Shakily, Jared exhaled and his mouth parted.

His cheeks were red, almost blistered from the wind and sun.

Tentatively, I lifted my eyes to meet his fully.

This . . . this was what I had been unprepared to see.

Blue eyes begged back at me. They were puffy and rimmed in a striking red, his dark, heavy lashes framing the stark evidence of sorrow, leaving them bloodshot and misty.

Emotion overflowed from them, a flood of misery and love and devotion.

And hope.

My brows knitted softly and my head listed to the side, taking him in, him staring down at me while I stared up at him, this hardened man exposed in a kind of vulnerability he’d never shown before. Moisture gathered in my own eyes, and my thumb caressed just at the side of his mouth where it trembled, where all this emotion played out, visibly and without restraint.

Jared shifted to take my face between both his big, strong hands. They were warm, secure, almost fierce in their hold.

His voice was hoarse, his expression rigid. “I have made so many mistakes in my life, Aly . . . Won’t make you one of them. Not ever again.” His eyes softened while his hold increased. “You never were. You’re a gift. A gift I didn’t know how to truly receive.” He shook his head, and mine followed the movement, locking onto him. “God, Aly, I pushed you away for the longest time because I couldn’t accept the way you made me feel. But when I couldn’t resist you any longer, feeling you became everything. And you felt so damned good I used it to cover up all the bad shit I didn’t want to feel.”

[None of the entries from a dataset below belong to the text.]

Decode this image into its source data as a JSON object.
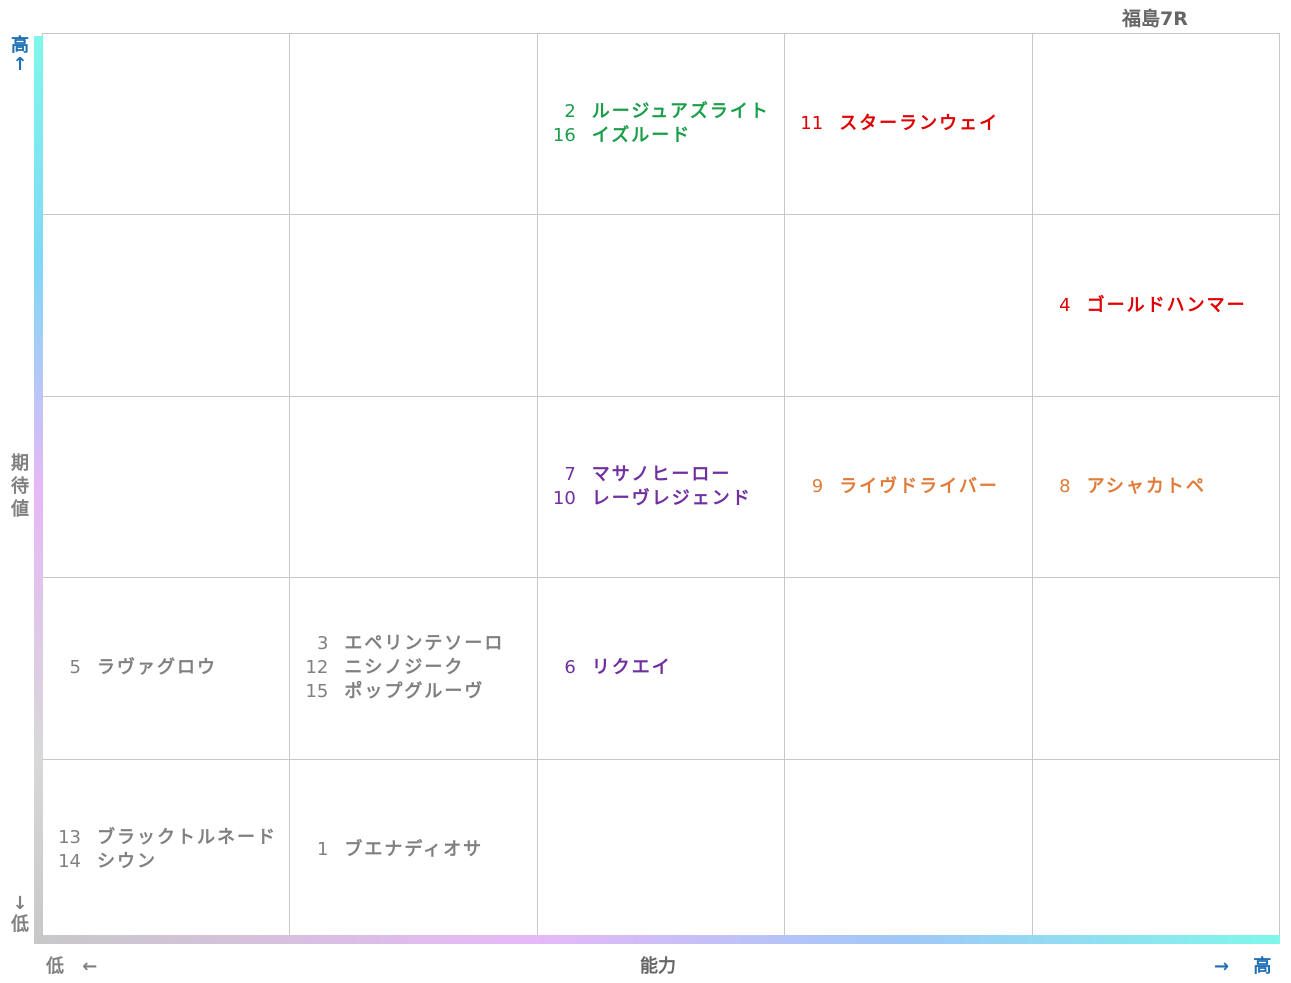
{
  "title": "福島7R",
  "y_axis": {
    "high": "高↑",
    "label": "期待値",
    "low": "↓低"
  },
  "x_axis": {
    "low": "低 ←",
    "label": "能力",
    "high": "→ 高"
  },
  "grid": [
    [
      {
        "horses": []
      },
      {
        "horses": []
      },
      {
        "color": "#1a9e4a",
        "horses": [
          {
            "number": 2,
            "name": "ルージュアズライト"
          },
          {
            "number": 16,
            "name": "イズルード"
          }
        ]
      },
      {
        "color": "#e00000",
        "horses": [
          {
            "number": 11,
            "name": "スターランウェイ"
          }
        ]
      },
      {
        "horses": []
      }
    ],
    [
      {
        "horses": []
      },
      {
        "horses": []
      },
      {
        "horses": []
      },
      {
        "horses": []
      },
      {
        "color": "#e00000",
        "horses": [
          {
            "number": 4,
            "name": "ゴールドハンマー"
          }
        ]
      }
    ],
    [
      {
        "horses": []
      },
      {
        "horses": []
      },
      {
        "color": "#7030a0",
        "horses": [
          {
            "number": 7,
            "name": "マサノヒーロー"
          },
          {
            "number": 10,
            "name": "レーヴレジェンド"
          }
        ]
      },
      {
        "color": "#e07b39",
        "horses": [
          {
            "number": 9,
            "name": "ライヴドライバー"
          }
        ]
      },
      {
        "color": "#e07b39",
        "horses": [
          {
            "number": 8,
            "name": "アシャカトペ"
          }
        ]
      }
    ],
    [
      {
        "color": "#808080",
        "horses": [
          {
            "number": 5,
            "name": "ラヴァグロウ"
          }
        ]
      },
      {
        "color": "#808080",
        "horses": [
          {
            "number": 3,
            "name": "エペリンテソーロ"
          },
          {
            "number": 12,
            "name": "ニシノジーク"
          },
          {
            "number": 15,
            "name": "ポップグルーヴ"
          }
        ]
      },
      {
        "color": "#7030a0",
        "horses": [
          {
            "number": 6,
            "name": "リクエイ"
          }
        ]
      },
      {
        "horses": []
      },
      {
        "horses": []
      }
    ],
    [
      {
        "color": "#808080",
        "horses": [
          {
            "number": 13,
            "name": "ブラックトルネード"
          },
          {
            "number": 14,
            "name": "シウン"
          }
        ]
      },
      {
        "color": "#808080",
        "horses": [
          {
            "number": 1,
            "name": "ブエナディオサ"
          }
        ]
      },
      {
        "horses": []
      },
      {
        "horses": []
      },
      {
        "horses": []
      }
    ]
  ]
}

With a long blink of his eyes, he released a revealing laugh. “And God, I crave you, Aly. Need you. But I get it. I f**king get it. I can’t fully belong to you if I belong to my past, too.”

Jared’s hands went to my waist. Gently he lifted me and set me on the counter, wedging himself between my legs.

Tender hands went right back to my face, and his fingertips brushed softly against the lobes of my ears, tickling along the backside of my jaw, before they kneaded the nape of my neck.

My tears broke free, slipping into the palms of Jared’s hands.

Right where this man had always held me.

“Please, don’t cry.” He swept his thumbs beneath the hollow of my eyes, capturing all the relief spilling from me. “Don’t cry. God, baby, I hate that I hurt you. Please, don’t cry.”

I ran my fingertips across his tense brow, down between his eyes, and across the dark bags shadowing his eyes, before I cupped all of his face in my hands, stretching my fingers out as wide as they would go, holding him whole. Praying he would understand. “Sometimes it’s okay to cry.”